Несколько минут продолжалось молчание.
– Мамочка, что это ты говоришь! – начала Анна Сидоровна, вставая и подходя к мужу. – Зачем ты это говоришь? Я думаю, страшно.
– Страшно? Нет, моя милая, не умереть, а жить, как я живу, страшно.
Анна Сидоровна опять села на постель.
– Витечка! Что это такое? Я лучше сама за тебя умру!
Комик отворотился к стене и начал чрезвычайно впечатлительным голосом:
– «Умереть!.. Уснуть!.. Но, может, станешь грезить в том чудном сне, откуда нет возврата, нет пришлецов!..»[8]
Анна Сидоровна сидела, подгорюнившись.
Послышался в сенях сильный стук.
– Кто-то, должно быть, приехал, – воскликнула Анна Сидоровна, вскочив.
– О, черт бы драл! – проговорил Рымов и захлопнул дверь.
В первой комнате кто-то кашлял.
– Поди, мамочка, какой-то мужчина, – сказала Анна Сидоровна, заглянув в щелку.
Рымов с досадою надел пальто и вышел.
Перед ним стоял Аполлос Михайлыч.
Разговор несколько минут не начинался.
Дилетаев был поражен наружным видом комика, который действительно был очень растрепан; стоявшие торчками во все стороны волосы были покрыты пухом; из-под изношенного пальто, застегнутого на две только пуговицы, выбивалась грязная рубашка; галстука совсем не было; брюки вздернулись и тоже все были перепачканы в пуху.
– Честь имею кланяться, – заговорил, наконец, Аполлос Михайлыч, – не обеспокоил ли я вас; вероятно, вы отдыхали после обеда?
– Да-с, – отвечал Рымов.
– Не знаю, нужно ли мне рекомендоваться вам, но, впрочем… Аполлос Михайлыч Дилетаев.

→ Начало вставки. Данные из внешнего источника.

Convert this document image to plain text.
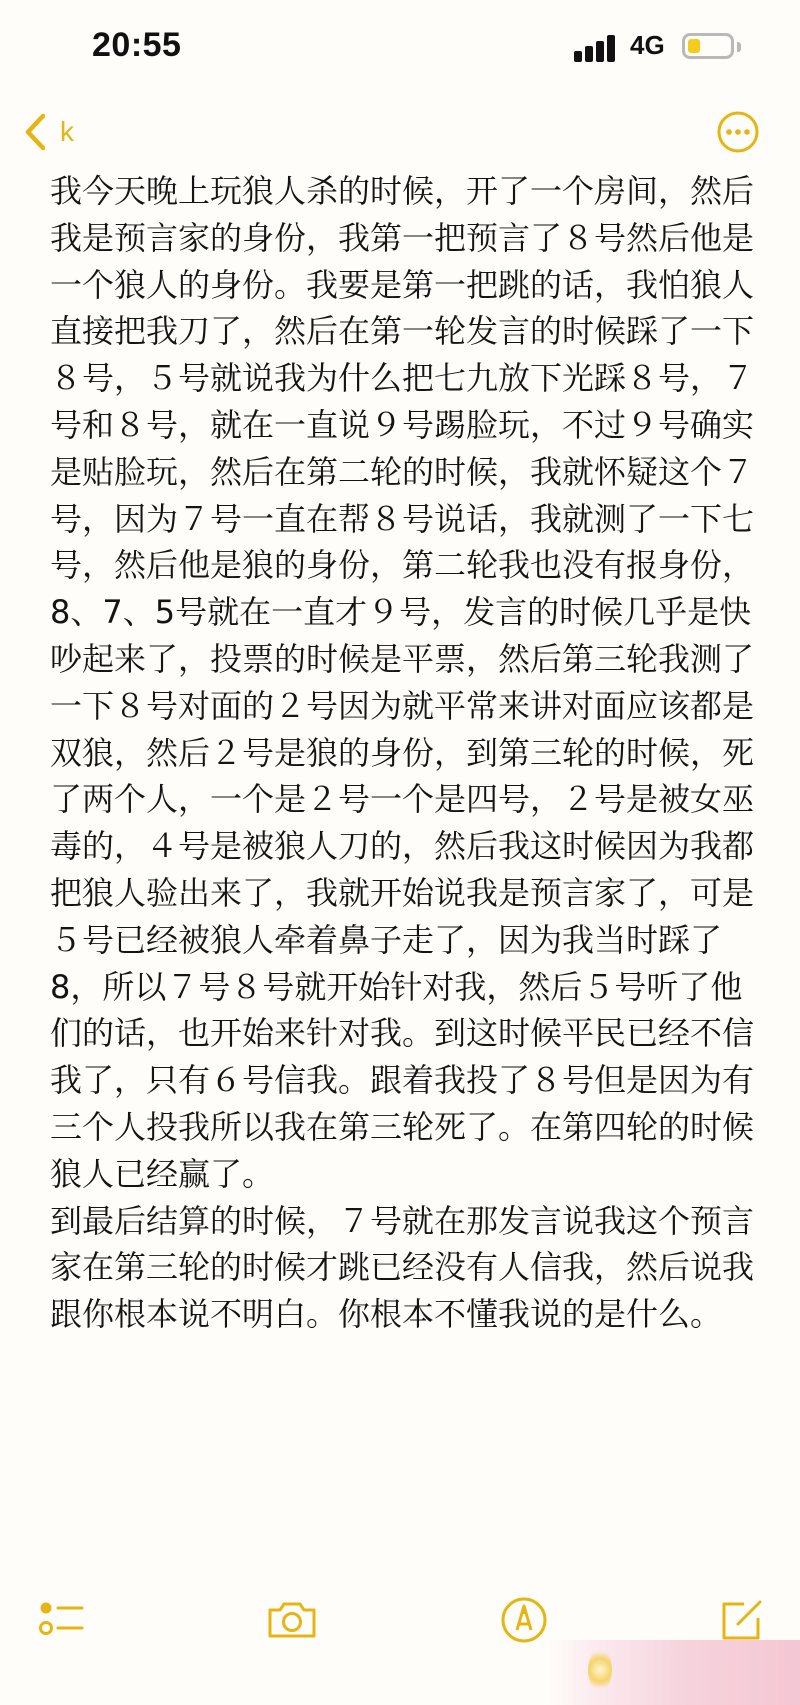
20:55	4G
k

我今天晚上玩狼人杀的时候，开了一个房间，然后我是预言家的身份，我第一把预言了８号然后他是一个狼人的身份。我要是第一把跳的话，我怕狼人直接把我刀了，然后在第一轮发言的时候踩了一下８号，５号就说我为什么把七九放下光踩８号，７号和８号，就在一直说９号踢脸玩，不过９号确实是贴脸玩，然后在第二轮的时候，我就怀疑这个７号，因为７号一直在帮８号说话，我就测了一下七号，然后他是狼的身份，第二轮我也没有报身份，8、7、5号就在一直才９号，发言的时候几乎是快吵起来了，投票的时候是平票，然后第三轮我测了一下８号对面的２号因为就平常来讲对面应该都是双狼，然后２号是狼的身份，到第三轮的时候，死了两个人，一个是２号一个是四号，２号是被女巫毒的，４号是被狼人刀的，然后我这时候因为我都把狼人验出来了，我就开始说我是预言家了，可是５号已经被狼人牵着鼻子走了，因为我当时踩了8，所以７号８号就开始针对我，然后５号听了他们的话，也开始来针对我。到这时候平民已经不信我了，只有６号信我。跟着我投了８号但是因为有三个人投我所以我在第三轮死了。在第四轮的时候狼人已经赢了。

到最后结算的时候，７号就在那发言说我这个预言家在第三轮的时候才跳已经没有人信我，然后说我跟你根本说不明白。你根本不懂我说的是什么。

Хозяин поклонился, гость сел и, опершись на свою палку, начал следующим образом:
– Первоначально позвольте узнать ваше имя и отечество?
– Виктор Павлыч.
– Вчерашний день, Виктор Павлыч, я имел удовольствие слышать о вас чрезвычайно лестные отзывы; но предварительно считаю нужным сообщить вам нечто о самом себе; я немного поэт, поэт в душе. Поэт, так сказать, по призванию. Не служа уже лет пять и живя в деревенской свободе, – я беседую с музами. Все это вам потому сообщаю, что и вы, как я слышал, тоже поэт, и поэт в душе.
– Я ничего не пишу.
– Да… но это все равно – вы актер!
Рымов покраснел.
– Я это хорошо знаю и поэтому решился обратиться к вам с предложением: не угодно ли вам принять участие в благородном спектакле, который будет у меня в доме?
Рымова подернуло.
– Я давно уж отстал и отвык, – произнес он.
– Не беспокойтесь, я эти вещи очень хорошо понимаю, – художник до самой смерти остается художником.
– Я не знаю-с, могу ли теперь за себя ручаться.
– Опять повторяю: не беспокойтесь! Мы имеем для вас превосходную роль. Это, знаете, этакого дикого, застенчивого мужчину в пиесе «Женитьба», из которой дано будет несколько явлений. Сколько я могу вас понимать, то эта роль будет вам очень по характеру, и вы отлично ее выполните.